Sometimes we just have to trust that the right decisions are going to be made - by ourselves and our doctors.

And sometimes, that is damn hard to do.

19 comments:

Susan said...

Wow, that is quite a story. Sounds really painful. Glad you have a doctor you can trust and that you were strong enough to put your faith in him to do the right thing by you.

Valarie said...

That must have been awful to have to deal with.

I am going through a totally differnt trust issue. One where it involves work and just letting go and letting God handle it for me. I know his outcome will be better than mine.

flutter said...

Oh girl, i am so glad you are here and healthy

OHmommy said...

Wow. Can you imagine.

I am so glad everything is okay. Geesh... can you imagine?

Grim Reality Girl said...

Ugh. I'm glad all is well and that you are fine.

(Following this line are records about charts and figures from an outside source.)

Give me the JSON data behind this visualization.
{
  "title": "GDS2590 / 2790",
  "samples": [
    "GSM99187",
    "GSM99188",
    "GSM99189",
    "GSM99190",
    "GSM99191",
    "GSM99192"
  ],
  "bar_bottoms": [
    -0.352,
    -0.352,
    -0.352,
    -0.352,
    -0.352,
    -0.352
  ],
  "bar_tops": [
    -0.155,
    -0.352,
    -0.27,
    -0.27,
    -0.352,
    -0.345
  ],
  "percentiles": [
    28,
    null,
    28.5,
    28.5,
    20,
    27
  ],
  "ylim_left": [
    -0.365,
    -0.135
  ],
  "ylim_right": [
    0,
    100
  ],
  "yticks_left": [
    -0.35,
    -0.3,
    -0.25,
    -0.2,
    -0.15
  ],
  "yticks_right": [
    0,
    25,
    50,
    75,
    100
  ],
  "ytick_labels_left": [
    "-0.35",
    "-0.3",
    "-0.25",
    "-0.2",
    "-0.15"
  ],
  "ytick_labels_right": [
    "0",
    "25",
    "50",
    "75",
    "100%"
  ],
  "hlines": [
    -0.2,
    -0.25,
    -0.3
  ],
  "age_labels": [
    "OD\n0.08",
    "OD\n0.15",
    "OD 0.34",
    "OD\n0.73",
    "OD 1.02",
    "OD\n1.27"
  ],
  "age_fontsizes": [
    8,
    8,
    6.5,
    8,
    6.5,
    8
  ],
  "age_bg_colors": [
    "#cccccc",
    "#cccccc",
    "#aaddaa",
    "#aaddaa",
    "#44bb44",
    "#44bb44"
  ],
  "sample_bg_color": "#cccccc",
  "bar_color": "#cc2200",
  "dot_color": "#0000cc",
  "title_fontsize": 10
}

I know what it is to fear and have to trust....

mamikaze said...

Wow. Another example of how medicine is not a true science. I am glad that it all worked out for you.

Wendy said...

Wow, that is scary. Why do doctors act so smart and yet seem to know so little? I'm glad our technology is improving, at least!

Julienne said...

That is so amazing and I'm glad everything turned out well for you. I went through 6 years of doctor's giving up and telling me "it's in your head" to find out one doctor and get a diagnosis on my first visit! It doesn't have a cure, but it doesn't kill me either and naming my enemy made all the difference in the world!

Stacey @Real World Mom said...

Wow... How incredibly scary! Lots of big (but gentle!) hugs to you!

LindaJ said...

Way to go, now everyone thinks you are 27.

Maybe next time the hubbies are acting up we can remind them of the rubberband thingy.

XOXO

carrie said...

No, no, no!

This happened in 2000 - 8 years ago.

Although, being 27 again wouldn't be *that* bad.

Christy said...

The 'what could have happened' thoughts are the worst...it's scary. I'm happy to know you found the right answer.

Carol said...

Oh to be 27 again!

Crazy, so glad you didn't end up with the hysterectomy.

That crazy scar tissue trying to strangle your ovary.

Kyla said...

Wow. I'm glad they fixed you up.

This is why it is so important to find trustworthy doctors who take the time to care.

Huckdoll said...

Crazy. I'm just shocked at the spectrum of diagnosis you received.

And I'm sorry....but antidepressants to mask pain?? That's just wrong on so many levels.

Jenn @ Juggling Life said...

I'm glad it worked out; finding a doctor you trust is really key.

slouching mom said...

oh, sweetheart. i'm sorry that happened to you, but i am grateful that it resolved in just the way it did.

Mrs. Tantrum said...

Thank Goodness that you trusted yourself enough to say no. It is hard to do that. The whole thing IS SCARY. Problems that they can't/won't/are blowing off too easily are scary. (Especially when they are your woman parts.) Way to go reminding us of trusting ourselves, and our bodies.

Sandy C. said...

Wow. I am so glad that everything worked out. I just cannot even imagine.